Abstract

Calcified coronary lesions present a unique challenge for patients undergoing percutaneous coronary interventions (PCI). A higher prevalence of calcific lesions is seen in men and older patients, while diabetes, chronic kidney disease, and tobacco use are significant risk factors. Calcific lesions have been associated with an increased risk of stent thrombosis, restenosis, and major adverse cardiac outcomes (MACE). Larger plaque burden and increased lesion complexity, such as bifurcation or chronic total occlusion, are commonly seen with calcific coronary lesions.Coronary calcifications lead to increased procedural complexity with difficulty in lesion preparation, balloon delivery and dilation, and stent delivery and expansion. Given the complexity, stent fracture, under expansion, or malapposition of stents lead to unfavorable outcomes such as thrombosis, myocardial infarction, or restenosis.
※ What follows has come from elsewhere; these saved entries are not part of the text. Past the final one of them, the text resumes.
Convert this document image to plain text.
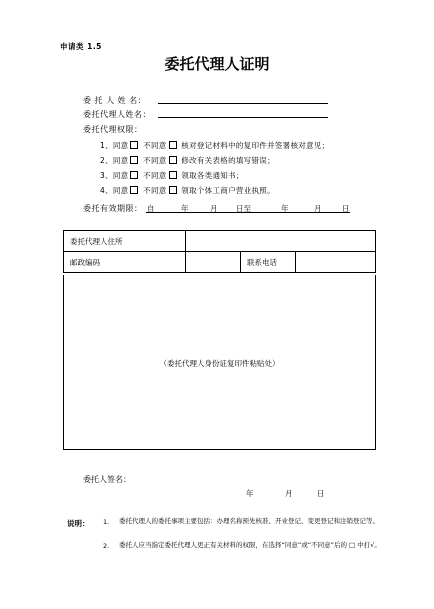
申请类 1.5
委托代理人证明
委 托 人 姓 名：
委托代理人姓名：
委托代理权限：
1、同意 不同意 核对登记材料中的复印件并签署核对意见；
2、同意 不同意 修改有关表格的填写错误；
3、同意 不同意 领取各类通知书；
4、同意 不同意 领取个体工商户营业执照。
委托有效期限： 自	年	月 日至	年	月	日
委托代理人住所			
邮政编码		联系电话	
（委托代理人身份证复印件粘贴处）
委托人签名：
年	月	日
说明： 1. 委托代理人的委托事项主要包括：办理名称预先核准、开业登记、变更登记和注销登记等。
2. 委托人应当指定委托代理人更正有关材料的权限，在选择“同意”或“不同意”后的 □ 中打√。
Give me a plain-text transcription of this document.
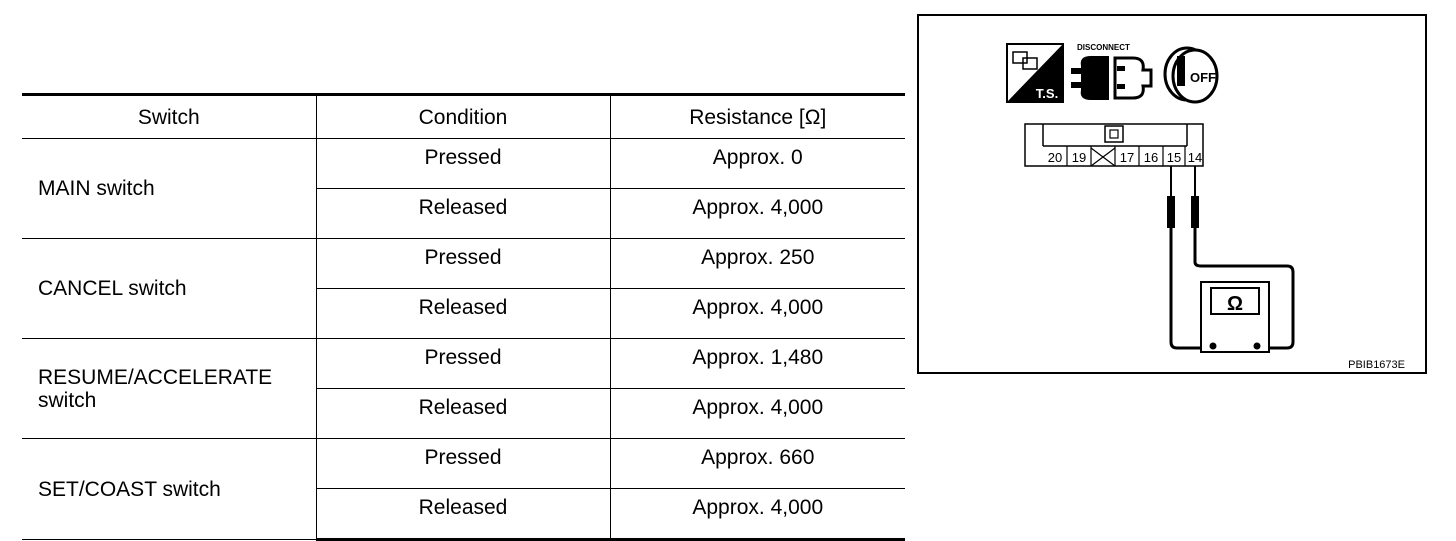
Switch	Condition	Resistance [Ω]
MAIN switch	Pressed	Approx. 0
	Released	Approx. 4,000
CANCEL switch	Pressed	Approx. 250
	Released	Approx. 4,000
RESUME/ACCELERATE switch	Pressed	Approx. 1,480
	Released	Approx. 4,000
SET/COAST switch	Pressed	Approx. 660
	Released	Approx. 4,000
T.S.
DISCONNECT
OFF
20 19	17 16 15 14
Ω
PBIB1673E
A favorable result with stent implantation is predicted by final minimal stent area (MSA), larger stent areas lead to improved stent patency, achieved by appropriate modification of plaque morphology before stent implantation. Various interventions, such as specialty balloons and atherectomy, have been developed to overcome calcium burden and maximize MSA, thereby potentially improving PCI outcomes. In this chapter, we will focus on nonatherectomy (cutting, scoring, and lithotripsy) and atherectomy (rotational, orbital, and laser) strategies for calcific lesion modification before PCI.